The computer provides the assessment, helping the neurologist or other specialist arrive at a definitive diagnosis. It can distinguish Alzheimer’s disease, Parkinson’s, and other neurodegenerative diseases. Once it is perfected, approved and made available, the program will allow patients to take tests over the web or telephone that take just five minutes.

“In many cases, the computer can be more accurate than humans”

The algorithm is already more accurate than existing tests. “In many cases, the computer can be more accurate than humans,” Professor Rudzicz says. “If somebody provides us with a minute of their speech, we have an 85 per cent chance of saying whether they have Alzheimer’s disease. We did work previously with another kind of dementia called primary progressive aphasia and we were about 87 per cent accurate there.”

He and his team continue to collect speech samples from people already diagnosed with dementia and from those who have not been diagnosed. By comparing the characteristics of each group, the computer is learning to distinguish between them with even greater accuracy. “If the computer tells the physicians that is it 99 per cent sure the person has dementia, and here’s why, the doctor can then agree and prescribe a therapy that’s appropriate.”

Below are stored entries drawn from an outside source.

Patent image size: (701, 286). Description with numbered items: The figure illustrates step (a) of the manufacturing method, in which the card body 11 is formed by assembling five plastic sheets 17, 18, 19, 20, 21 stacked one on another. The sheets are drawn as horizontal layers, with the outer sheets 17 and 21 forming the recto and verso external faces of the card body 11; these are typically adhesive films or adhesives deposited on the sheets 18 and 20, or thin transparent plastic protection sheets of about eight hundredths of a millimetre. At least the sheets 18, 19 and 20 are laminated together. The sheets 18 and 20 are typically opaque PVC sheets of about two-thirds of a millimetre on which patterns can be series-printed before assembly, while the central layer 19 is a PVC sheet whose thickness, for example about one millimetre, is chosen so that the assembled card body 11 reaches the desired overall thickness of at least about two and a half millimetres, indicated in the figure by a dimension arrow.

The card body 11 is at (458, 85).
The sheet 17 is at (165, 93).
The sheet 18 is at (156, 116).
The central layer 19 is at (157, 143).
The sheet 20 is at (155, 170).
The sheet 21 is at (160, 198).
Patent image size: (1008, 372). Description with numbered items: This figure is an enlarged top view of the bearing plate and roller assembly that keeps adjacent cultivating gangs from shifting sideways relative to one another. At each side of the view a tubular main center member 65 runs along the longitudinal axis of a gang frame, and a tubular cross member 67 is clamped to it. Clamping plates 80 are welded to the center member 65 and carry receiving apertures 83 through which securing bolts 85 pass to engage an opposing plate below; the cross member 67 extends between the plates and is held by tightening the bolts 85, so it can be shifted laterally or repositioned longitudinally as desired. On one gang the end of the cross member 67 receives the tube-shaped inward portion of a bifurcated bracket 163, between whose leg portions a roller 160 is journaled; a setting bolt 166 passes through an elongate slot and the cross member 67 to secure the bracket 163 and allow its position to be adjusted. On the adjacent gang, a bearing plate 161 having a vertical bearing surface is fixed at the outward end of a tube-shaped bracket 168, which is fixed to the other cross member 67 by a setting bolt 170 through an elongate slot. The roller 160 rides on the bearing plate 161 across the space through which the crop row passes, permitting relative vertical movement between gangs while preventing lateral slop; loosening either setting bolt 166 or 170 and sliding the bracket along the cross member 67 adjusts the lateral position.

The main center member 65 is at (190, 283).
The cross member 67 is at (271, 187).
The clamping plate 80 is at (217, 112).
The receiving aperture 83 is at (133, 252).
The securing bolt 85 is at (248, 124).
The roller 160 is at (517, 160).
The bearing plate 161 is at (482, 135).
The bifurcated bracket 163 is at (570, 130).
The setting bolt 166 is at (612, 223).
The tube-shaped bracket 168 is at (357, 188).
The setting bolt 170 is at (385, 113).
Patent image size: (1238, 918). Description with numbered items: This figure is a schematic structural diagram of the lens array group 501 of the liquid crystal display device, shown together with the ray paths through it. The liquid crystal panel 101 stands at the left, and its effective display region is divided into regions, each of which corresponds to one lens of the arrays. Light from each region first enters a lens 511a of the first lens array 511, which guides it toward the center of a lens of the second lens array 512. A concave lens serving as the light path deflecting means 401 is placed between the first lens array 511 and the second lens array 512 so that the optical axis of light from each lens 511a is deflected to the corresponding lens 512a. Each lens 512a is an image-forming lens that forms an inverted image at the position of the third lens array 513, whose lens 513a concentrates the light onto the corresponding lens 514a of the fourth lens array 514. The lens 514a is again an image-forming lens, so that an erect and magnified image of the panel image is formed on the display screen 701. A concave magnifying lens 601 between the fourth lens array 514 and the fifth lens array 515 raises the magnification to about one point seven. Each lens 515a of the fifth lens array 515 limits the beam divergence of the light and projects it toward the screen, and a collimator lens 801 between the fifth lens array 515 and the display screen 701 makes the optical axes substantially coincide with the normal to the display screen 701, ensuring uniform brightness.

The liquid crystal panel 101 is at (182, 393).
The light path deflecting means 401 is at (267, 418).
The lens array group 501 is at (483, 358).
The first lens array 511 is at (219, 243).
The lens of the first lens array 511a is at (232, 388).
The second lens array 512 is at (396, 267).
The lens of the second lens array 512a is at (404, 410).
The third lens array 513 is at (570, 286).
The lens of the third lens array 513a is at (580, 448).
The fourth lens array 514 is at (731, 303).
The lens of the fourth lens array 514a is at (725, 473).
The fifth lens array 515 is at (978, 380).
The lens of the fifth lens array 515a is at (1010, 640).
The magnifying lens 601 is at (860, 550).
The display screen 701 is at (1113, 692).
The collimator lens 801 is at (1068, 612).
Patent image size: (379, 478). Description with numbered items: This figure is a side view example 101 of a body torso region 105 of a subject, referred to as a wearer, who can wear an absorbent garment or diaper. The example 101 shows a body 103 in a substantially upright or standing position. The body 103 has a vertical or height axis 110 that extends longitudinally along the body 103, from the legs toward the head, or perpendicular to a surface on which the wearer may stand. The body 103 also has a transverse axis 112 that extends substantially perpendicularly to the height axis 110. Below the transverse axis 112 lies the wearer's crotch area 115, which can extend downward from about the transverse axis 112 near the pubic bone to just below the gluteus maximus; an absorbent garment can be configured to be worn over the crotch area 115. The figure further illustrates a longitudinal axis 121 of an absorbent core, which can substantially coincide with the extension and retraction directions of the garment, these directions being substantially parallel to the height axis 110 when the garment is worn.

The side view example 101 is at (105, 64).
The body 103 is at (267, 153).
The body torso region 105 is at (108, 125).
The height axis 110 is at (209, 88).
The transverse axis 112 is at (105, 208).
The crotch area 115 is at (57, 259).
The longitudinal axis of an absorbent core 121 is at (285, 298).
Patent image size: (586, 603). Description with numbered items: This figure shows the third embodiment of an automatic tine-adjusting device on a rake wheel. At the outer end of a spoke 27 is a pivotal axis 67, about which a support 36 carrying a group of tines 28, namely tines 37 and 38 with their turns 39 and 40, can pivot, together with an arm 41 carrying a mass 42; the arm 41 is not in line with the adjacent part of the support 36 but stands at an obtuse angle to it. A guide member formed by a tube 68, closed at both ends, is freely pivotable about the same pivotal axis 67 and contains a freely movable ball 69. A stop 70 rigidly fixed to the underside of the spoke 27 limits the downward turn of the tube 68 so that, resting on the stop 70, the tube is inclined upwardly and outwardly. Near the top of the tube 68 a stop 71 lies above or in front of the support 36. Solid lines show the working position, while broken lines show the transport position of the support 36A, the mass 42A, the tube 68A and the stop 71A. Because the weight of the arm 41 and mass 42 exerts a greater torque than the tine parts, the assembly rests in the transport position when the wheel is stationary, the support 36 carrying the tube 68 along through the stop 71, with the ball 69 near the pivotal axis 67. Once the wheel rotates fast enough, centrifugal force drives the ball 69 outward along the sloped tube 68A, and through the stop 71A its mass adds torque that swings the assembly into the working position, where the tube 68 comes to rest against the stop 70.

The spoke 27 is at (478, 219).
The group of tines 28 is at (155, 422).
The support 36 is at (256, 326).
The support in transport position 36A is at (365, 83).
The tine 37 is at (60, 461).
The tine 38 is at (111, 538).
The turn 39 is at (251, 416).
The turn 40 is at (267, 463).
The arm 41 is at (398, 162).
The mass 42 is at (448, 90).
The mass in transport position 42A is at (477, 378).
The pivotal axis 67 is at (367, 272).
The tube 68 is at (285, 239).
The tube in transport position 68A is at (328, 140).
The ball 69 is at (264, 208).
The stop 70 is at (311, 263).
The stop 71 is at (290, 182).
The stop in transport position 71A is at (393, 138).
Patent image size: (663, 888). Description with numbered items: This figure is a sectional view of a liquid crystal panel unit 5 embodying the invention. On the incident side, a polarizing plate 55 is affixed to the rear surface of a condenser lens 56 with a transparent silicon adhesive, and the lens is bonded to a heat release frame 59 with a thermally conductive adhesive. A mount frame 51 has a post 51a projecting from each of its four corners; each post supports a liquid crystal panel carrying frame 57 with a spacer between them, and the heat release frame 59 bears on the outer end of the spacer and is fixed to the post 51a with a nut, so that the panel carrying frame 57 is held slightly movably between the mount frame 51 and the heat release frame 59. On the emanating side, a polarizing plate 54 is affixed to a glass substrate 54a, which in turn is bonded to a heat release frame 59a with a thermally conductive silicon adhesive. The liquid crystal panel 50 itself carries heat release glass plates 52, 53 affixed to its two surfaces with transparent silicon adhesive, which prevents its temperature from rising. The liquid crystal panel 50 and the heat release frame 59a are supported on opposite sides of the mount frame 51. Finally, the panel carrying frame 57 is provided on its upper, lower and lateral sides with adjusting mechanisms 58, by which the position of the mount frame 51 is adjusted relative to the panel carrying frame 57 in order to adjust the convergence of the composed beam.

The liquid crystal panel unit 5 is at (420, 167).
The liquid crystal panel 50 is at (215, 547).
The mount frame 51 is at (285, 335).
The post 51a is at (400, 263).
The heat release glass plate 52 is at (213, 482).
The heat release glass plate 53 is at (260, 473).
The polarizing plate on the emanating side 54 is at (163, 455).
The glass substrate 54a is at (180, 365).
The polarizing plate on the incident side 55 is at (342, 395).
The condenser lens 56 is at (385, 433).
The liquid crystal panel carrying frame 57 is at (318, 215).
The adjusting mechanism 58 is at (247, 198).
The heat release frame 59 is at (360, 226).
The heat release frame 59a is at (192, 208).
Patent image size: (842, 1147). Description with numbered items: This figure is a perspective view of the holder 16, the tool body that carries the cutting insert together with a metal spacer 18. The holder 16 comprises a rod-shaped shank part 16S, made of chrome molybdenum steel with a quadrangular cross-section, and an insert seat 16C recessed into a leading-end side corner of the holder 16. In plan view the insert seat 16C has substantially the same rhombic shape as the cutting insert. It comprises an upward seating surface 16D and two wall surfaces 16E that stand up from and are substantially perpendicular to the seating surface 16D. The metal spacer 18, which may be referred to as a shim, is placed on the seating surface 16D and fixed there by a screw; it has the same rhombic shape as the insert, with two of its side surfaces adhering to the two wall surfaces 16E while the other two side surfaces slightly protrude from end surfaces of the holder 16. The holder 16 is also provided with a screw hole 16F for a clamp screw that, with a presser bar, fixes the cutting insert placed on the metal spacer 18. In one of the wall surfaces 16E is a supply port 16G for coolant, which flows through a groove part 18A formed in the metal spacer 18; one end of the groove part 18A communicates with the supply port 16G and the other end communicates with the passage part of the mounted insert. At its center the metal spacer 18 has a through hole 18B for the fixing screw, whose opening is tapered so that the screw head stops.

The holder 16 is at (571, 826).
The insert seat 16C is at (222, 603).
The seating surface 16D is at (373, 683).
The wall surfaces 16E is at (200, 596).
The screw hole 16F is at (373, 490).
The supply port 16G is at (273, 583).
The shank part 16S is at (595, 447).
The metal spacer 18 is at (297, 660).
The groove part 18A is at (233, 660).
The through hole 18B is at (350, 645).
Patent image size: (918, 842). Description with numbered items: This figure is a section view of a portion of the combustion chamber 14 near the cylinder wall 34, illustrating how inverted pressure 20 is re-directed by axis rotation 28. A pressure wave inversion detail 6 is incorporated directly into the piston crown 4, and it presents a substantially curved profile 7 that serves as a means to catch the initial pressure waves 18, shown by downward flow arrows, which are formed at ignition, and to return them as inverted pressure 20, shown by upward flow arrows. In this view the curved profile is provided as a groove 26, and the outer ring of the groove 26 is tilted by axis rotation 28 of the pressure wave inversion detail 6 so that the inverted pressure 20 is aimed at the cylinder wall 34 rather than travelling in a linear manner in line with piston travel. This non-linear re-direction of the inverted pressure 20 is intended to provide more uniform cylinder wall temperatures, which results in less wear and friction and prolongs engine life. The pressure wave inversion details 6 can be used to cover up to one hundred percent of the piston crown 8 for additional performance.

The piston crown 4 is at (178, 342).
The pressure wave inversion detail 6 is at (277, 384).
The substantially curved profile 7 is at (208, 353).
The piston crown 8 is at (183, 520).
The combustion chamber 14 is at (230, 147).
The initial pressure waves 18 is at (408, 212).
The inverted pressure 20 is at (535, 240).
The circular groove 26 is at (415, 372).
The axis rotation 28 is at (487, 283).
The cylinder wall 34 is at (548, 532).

Professor Rudzicz received a Young Investigator’s Award in 2014 from the Alzheimer’s Society of Canada. His research is supported by the Alzheimer’s Society, NSERC, the AGE-WELL National Centres of Excellence, and Nuance, one of the world’s largest producers of speech recognition software. He received his PhD from U of  T in 2011. In the work leading to his PhD, he developed a computer application that helps those with difficulty speaking, such as those with cerebral palsy, to be better understood.